Hier mal die ersten Themen als Vorgeschmack was Dich/Euch erwartet:

- 2D Software-Renderer (sehr viel später wird das ersetzt durch OpenGL)
- Eingabeverarbeitung
- Bewegungsgleichung
- Vektoren und Geometrie
- Kollisionserkennung
- Kontakterzeugung
- Rigidbody Physik
- Contact-Solver
...


----------



## jupper (21. Jun 2015)

Gefällt mir sehr gut, hab gleich mal alle fünf Teile am Stück durchgearbeitet und direkt abonniert. Bin gespannt wie es weiter geht.


----------



## Finalspace (23. Jun 2015)

Freut mich das es gefällt.

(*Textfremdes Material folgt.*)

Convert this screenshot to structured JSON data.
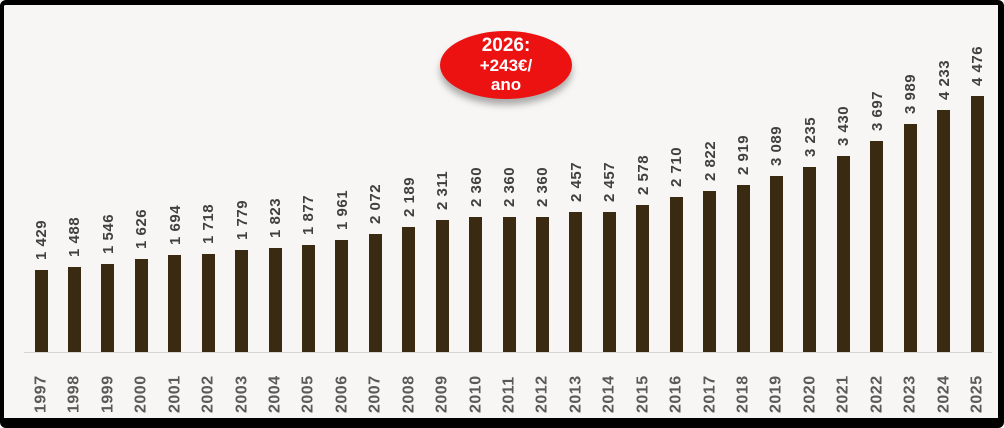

Ich gebe mir auf jedenfall Mühe und denke dass das ein oder andere hängen bleibt


----------



## jupper (24. Jun 2015)

Los weitermachen


----------



## Finalspace (3. Jul 2015)

Zwischenschnitt nach Folge 11:

Nun haben wir die ersten Grundlagen die wir benötigen um jetzt endlich richtig loszulegen!
Newton wir kommen!

@Forum: Es ist echt schade, das man keine vorhandenen Beiträge ändern kann :-(


----------



## Finalspace (5. Jul 2015)

Um mal nen Update zu geben:

Die Serie entwickelt sich bisher recht gut - wie ich finde.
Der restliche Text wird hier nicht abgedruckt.